Featured Function Operation

handwriting recognition
RolmOCR recognizes handwriting. For example, a note that says "Deepseek Coder" is accurately output without being mistaken for "OCLM". After uploading the image, the results are sorted in natural order.
Skewed Document Processing
The training data 15% is rotated so that it is more adaptive to skewed documents. For example, a skewed scan, the text is still extracted correctly.
Low memory operation
No dependency on metadata, shorter hint lengths, and less graphics memory (VRAM) used for processing.
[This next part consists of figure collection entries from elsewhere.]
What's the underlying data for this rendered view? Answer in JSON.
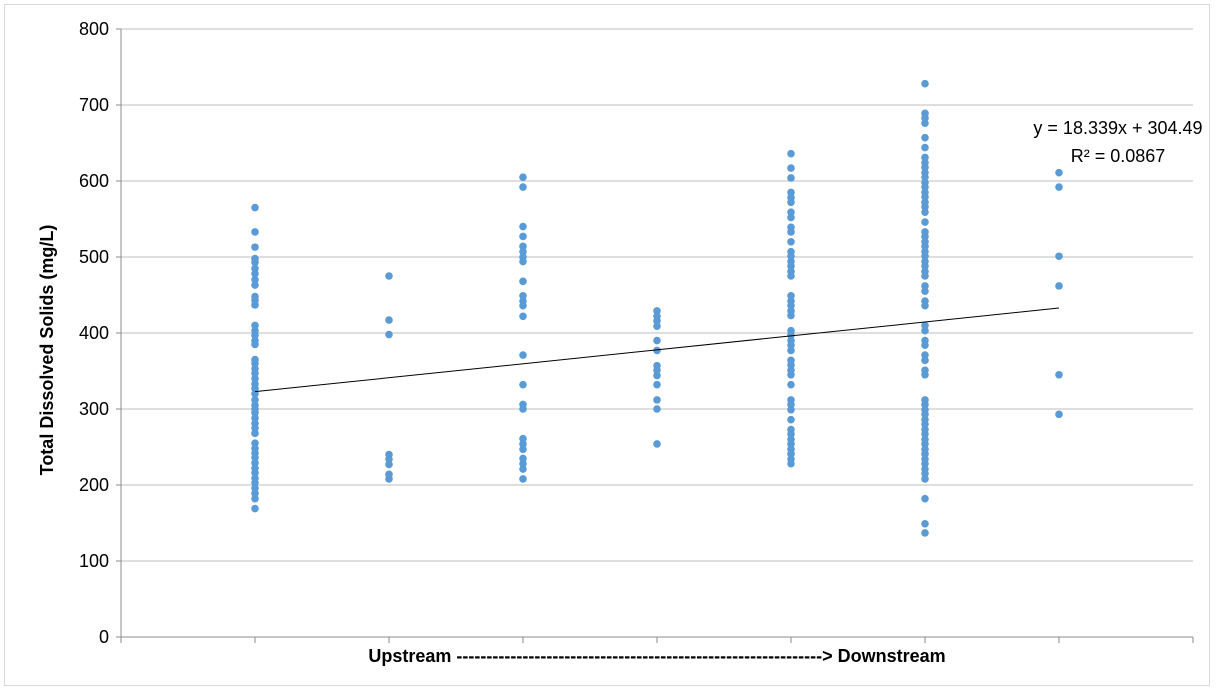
{
  "chart_data": {
    "type": "scatter",
    "title": "",
    "xlabel": "Upstream -------------------------------------------------------------> Downstream",
    "ylabel": "Total Dissolved Solids (mg/L)",
    "xlim": [
      0,
      8
    ],
    "ylim": [
      0,
      800
    ],
    "yticks": [
      0,
      100,
      200,
      300,
      400,
      500,
      600,
      700,
      800
    ],
    "grid": true,
    "legend": "none",
    "series": [
      {
        "marker_color": "#5b9bd5",
        "points": [
          {
            "x": 1,
            "y": 565
          },
          {
            "x": 1,
            "y": 533
          },
          {
            "x": 1,
            "y": 513
          },
          {
            "x": 1,
            "y": 498
          },
          {
            "x": 1,
            "y": 493
          },
          {
            "x": 1,
            "y": 485
          },
          {
            "x": 1,
            "y": 478
          },
          {
            "x": 1,
            "y": 470
          },
          {
            "x": 1,
            "y": 463
          },
          {
            "x": 1,
            "y": 448
          },
          {
            "x": 1,
            "y": 443
          },
          {
            "x": 1,
            "y": 437
          },
          {
            "x": 1,
            "y": 410
          },
          {
            "x": 1,
            "y": 403
          },
          {
            "x": 1,
            "y": 397
          },
          {
            "x": 1,
            "y": 390
          },
          {
            "x": 1,
            "y": 385
          },
          {
            "x": 1,
            "y": 365
          },
          {
            "x": 1,
            "y": 360
          },
          {
            "x": 1,
            "y": 353
          },
          {
            "x": 1,
            "y": 347
          },
          {
            "x": 1,
            "y": 340
          },
          {
            "x": 1,
            "y": 333
          },
          {
            "x": 1,
            "y": 327
          },
          {
            "x": 1,
            "y": 320
          },
          {
            "x": 1,
            "y": 312
          },
          {
            "x": 1,
            "y": 305
          },
          {
            "x": 1,
            "y": 300
          },
          {
            "x": 1,
            "y": 295
          },
          {
            "x": 1,
            "y": 288
          },
          {
            "x": 1,
            "y": 281
          },
          {
            "x": 1,
            "y": 275
          },
          {
            "x": 1,
            "y": 268
          },
          {
            "x": 1,
            "y": 255
          },
          {
            "x": 1,
            "y": 248
          },
          {
            "x": 1,
            "y": 242
          },
          {
            "x": 1,
            "y": 236
          },
          {
            "x": 1,
            "y": 229
          },
          {
            "x": 1,
            "y": 222
          },
          {
            "x": 1,
            "y": 216
          },
          {
            "x": 1,
            "y": 209
          },
          {
            "x": 1,
            "y": 203
          },
          {
            "x": 1,
            "y": 196
          },
          {
            "x": 1,
            "y": 189
          },
          {
            "x": 1,
            "y": 182
          },
          {
            "x": 1,
            "y": 169
          },
          {
            "x": 2,
            "y": 475
          },
          {
            "x": 2,
            "y": 417
          },
          {
            "x": 2,
            "y": 398
          },
          {
            "x": 2,
            "y": 240
          },
          {
            "x": 2,
            "y": 234
          },
          {
            "x": 2,
            "y": 227
          },
          {
            "x": 2,
            "y": 214
          },
          {
            "x": 2,
            "y": 208
          },
          {
            "x": 3,
            "y": 605
          },
          {
            "x": 3,
            "y": 592
          },
          {
            "x": 3,
            "y": 540
          },
          {
            "x": 3,
            "y": 527
          },
          {
            "x": 3,
            "y": 514
          },
          {
            "x": 3,
            "y": 507
          },
          {
            "x": 3,
            "y": 500
          },
          {
            "x": 3,
            "y": 494
          },
          {
            "x": 3,
            "y": 468
          },
          {
            "x": 3,
            "y": 449
          },
          {
            "x": 3,
            "y": 442
          },
          {
            "x": 3,
            "y": 436
          },
          {
            "x": 3,
            "y": 422
          },
          {
            "x": 3,
            "y": 371
          },
          {
            "x": 3,
            "y": 332
          },
          {
            "x": 3,
            "y": 306
          },
          {
            "x": 3,
            "y": 300
          },
          {
            "x": 3,
            "y": 261
          },
          {
            "x": 3,
            "y": 254
          },
          {
            "x": 3,
            "y": 247
          },
          {
            "x": 3,
            "y": 235
          },
          {
            "x": 3,
            "y": 228
          },
          {
            "x": 3,
            "y": 221
          },
          {
            "x": 3,
            "y": 208
          },
          {
            "x": 4,
            "y": 429
          },
          {
            "x": 4,
            "y": 422
          },
          {
            "x": 4,
            "y": 416
          },
          {
            "x": 4,
            "y": 409
          },
          {
            "x": 4,
            "y": 390
          },
          {
            "x": 4,
            "y": 377
          },
          {
            "x": 4,
            "y": 357
          },
          {
            "x": 4,
            "y": 351
          },
          {
            "x": 4,
            "y": 344
          },
          {
            "x": 4,
            "y": 332
          },
          {
            "x": 4,
            "y": 312
          },
          {
            "x": 4,
            "y": 300
          },
          {
            "x": 4,
            "y": 254
          },
          {
            "x": 5,
            "y": 636
          },
          {
            "x": 5,
            "y": 617
          },
          {
            "x": 5,
            "y": 604
          },
          {
            "x": 5,
            "y": 585
          },
          {
            "x": 5,
            "y": 578
          },
          {
            "x": 5,
            "y": 572
          },
          {
            "x": 5,
            "y": 559
          },
          {
            "x": 5,
            "y": 552
          },
          {
            "x": 5,
            "y": 539
          },
          {
            "x": 5,
            "y": 533
          },
          {
            "x": 5,
            "y": 520
          },
          {
            "x": 5,
            "y": 507
          },
          {
            "x": 5,
            "y": 501
          },
          {
            "x": 5,
            "y": 494
          },
          {
            "x": 5,
            "y": 488
          },
          {
            "x": 5,
            "y": 481
          },
          {
            "x": 5,
            "y": 475
          },
          {
            "x": 5,
            "y": 449
          },
          {
            "x": 5,
            "y": 442
          },
          {
            "x": 5,
            "y": 436
          },
          {
            "x": 5,
            "y": 429
          },
          {
            "x": 5,
            "y": 423
          },
          {
            "x": 5,
            "y": 403
          },
          {
            "x": 5,
            "y": 397
          },
          {
            "x": 5,
            "y": 390
          },
          {
            "x": 5,
            "y": 384
          },
          {
            "x": 5,
            "y": 377
          },
          {
            "x": 5,
            "y": 364
          },
          {
            "x": 5,
            "y": 358
          },
          {
            "x": 5,
            "y": 351
          },
          {
            "x": 5,
            "y": 345
          },
          {
            "x": 5,
            "y": 332
          },
          {
            "x": 5,
            "y": 312
          },
          {
            "x": 5,
            "y": 306
          },
          {
            "x": 5,
            "y": 299
          },
          {
            "x": 5,
            "y": 286
          },
          {
            "x": 5,
            "y": 273
          },
          {
            "x": 5,
            "y": 267
          },
          {
            "x": 5,
            "y": 260
          },
          {
            "x": 5,
            "y": 254
          },
          {
            "x": 5,
            "y": 247
          },
          {
            "x": 5,
            "y": 241
          },
          {
            "x": 5,
            "y": 234
          },
          {
            "x": 5,
            "y": 228
          },
          {
            "x": 6,
            "y": 728
          },
          {
            "x": 6,
            "y": 689
          },
          {
            "x": 6,
            "y": 683
          },
          {
            "x": 6,
            "y": 676
          },
          {
            "x": 6,
            "y": 657
          },
          {
            "x": 6,
            "y": 644
          },
          {
            "x": 6,
            "y": 631
          },
          {
            "x": 6,
            "y": 624
          },
          {
            "x": 6,
            "y": 618
          },
          {
            "x": 6,
            "y": 611
          },
          {
            "x": 6,
            "y": 605
          },
          {
            "x": 6,
            "y": 598
          },
          {
            "x": 6,
            "y": 592
          },
          {
            "x": 6,
            "y": 585
          },
          {
            "x": 6,
            "y": 579
          },
          {
            "x": 6,
            "y": 572
          },
          {
            "x": 6,
            "y": 566
          },
          {
            "x": 6,
            "y": 559
          },
          {
            "x": 6,
            "y": 546
          },
          {
            "x": 6,
            "y": 533
          },
          {
            "x": 6,
            "y": 527
          },
          {
            "x": 6,
            "y": 520
          },
          {
            "x": 6,
            "y": 514
          },
          {
            "x": 6,
            "y": 507
          },
          {
            "x": 6,
            "y": 501
          },
          {
            "x": 6,
            "y": 494
          },
          {
            "x": 6,
            "y": 488
          },
          {
            "x": 6,
            "y": 481
          },
          {
            "x": 6,
            "y": 475
          },
          {
            "x": 6,
            "y": 462
          },
          {
            "x": 6,
            "y": 455
          },
          {
            "x": 6,
            "y": 442
          },
          {
            "x": 6,
            "y": 436
          },
          {
            "x": 6,
            "y": 410
          },
          {
            "x": 6,
            "y": 403
          },
          {
            "x": 6,
            "y": 390
          },
          {
            "x": 6,
            "y": 384
          },
          {
            "x": 6,
            "y": 371
          },
          {
            "x": 6,
            "y": 364
          },
          {
            "x": 6,
            "y": 351
          },
          {
            "x": 6,
            "y": 345
          },
          {
            "x": 6,
            "y": 312
          },
          {
            "x": 6,
            "y": 306
          },
          {
            "x": 6,
            "y": 299
          },
          {
            "x": 6,
            "y": 293
          },
          {
            "x": 6,
            "y": 286
          },
          {
            "x": 6,
            "y": 280
          },
          {
            "x": 6,
            "y": 273
          },
          {
            "x": 6,
            "y": 267
          },
          {
            "x": 6,
            "y": 260
          },
          {
            "x": 6,
            "y": 254
          },
          {
            "x": 6,
            "y": 247
          },
          {
            "x": 6,
            "y": 241
          },
          {
            "x": 6,
            "y": 234
          },
          {
            "x": 6,
            "y": 228
          },
          {
            "x": 6,
            "y": 221
          },
          {
            "x": 6,
            "y": 215
          },
          {
            "x": 6,
            "y": 208
          },
          {
            "x": 6,
            "y": 182
          },
          {
            "x": 6,
            "y": 149
          },
          {
            "x": 6,
            "y": 137
          },
          {
            "x": 7,
            "y": 611
          },
          {
            "x": 7,
            "y": 592
          },
          {
            "x": 7,
            "y": 501
          },
          {
            "x": 7,
            "y": 462
          },
          {
            "x": 7,
            "y": 345
          },
          {
            "x": 7,
            "y": 293
          }
        ]
      }
    ],
    "trendline": {
      "type": "linear",
      "slope": 18.339,
      "intercept": 304.49,
      "x_start": 1,
      "x_end": 7,
      "color": "#000000",
      "equation_text": "y = 18.339x + 304.49",
      "r2_text": "R² = 0.0867"
    }
  }
}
Suitable for computers with lower configurations.

caveat

service interruption: Do not close the command line window after starting the service or the API will stop.
lack of memory: If your computer does not have enough memory, you can adjust the vLLM parameter, such as per_device_train_batch_size, reducing resource requirements.
limitations: RolmOCR may miss small text with low contrast or incomplete recognition of complex tables without metadata. It is recommended to optimize the image quality and try again.
Layout boxes are not supported: Unlike Reducto's commercial API, RolmOCR cannot output bounding boxes for text.

With these steps, users can easily install and use RolmOCR to extract text from documents quickly.

application scenario

academic research
Students and researchers can use RolmOCR to scan handwritten notes or older documents into electronic text for easy organization and searching.
Enterprise Document Processing
Companies can use it to extract text from contracts and envelopes, enter it into the system, and reduce manual work.
Multi-language support
Handle mixed documents in English and Chinese or handwritten letters in French, extracting information quickly and suitable for cross-border communication.

QA

What is the difference between RolmOCR and olmOCR?
RolmOCR is based on the updated Qwen2.5-VL-7B model, which is faster, has a lower memory footprint, uses no metadata, and is morerobust for skewed documents.
Can it be used offline?
Can. Just download the model and start the local service, no internet connection required.
Does it support form recognition?
Supported, but may miss parts of complex tables without metadata, such as subheadings in academic papers.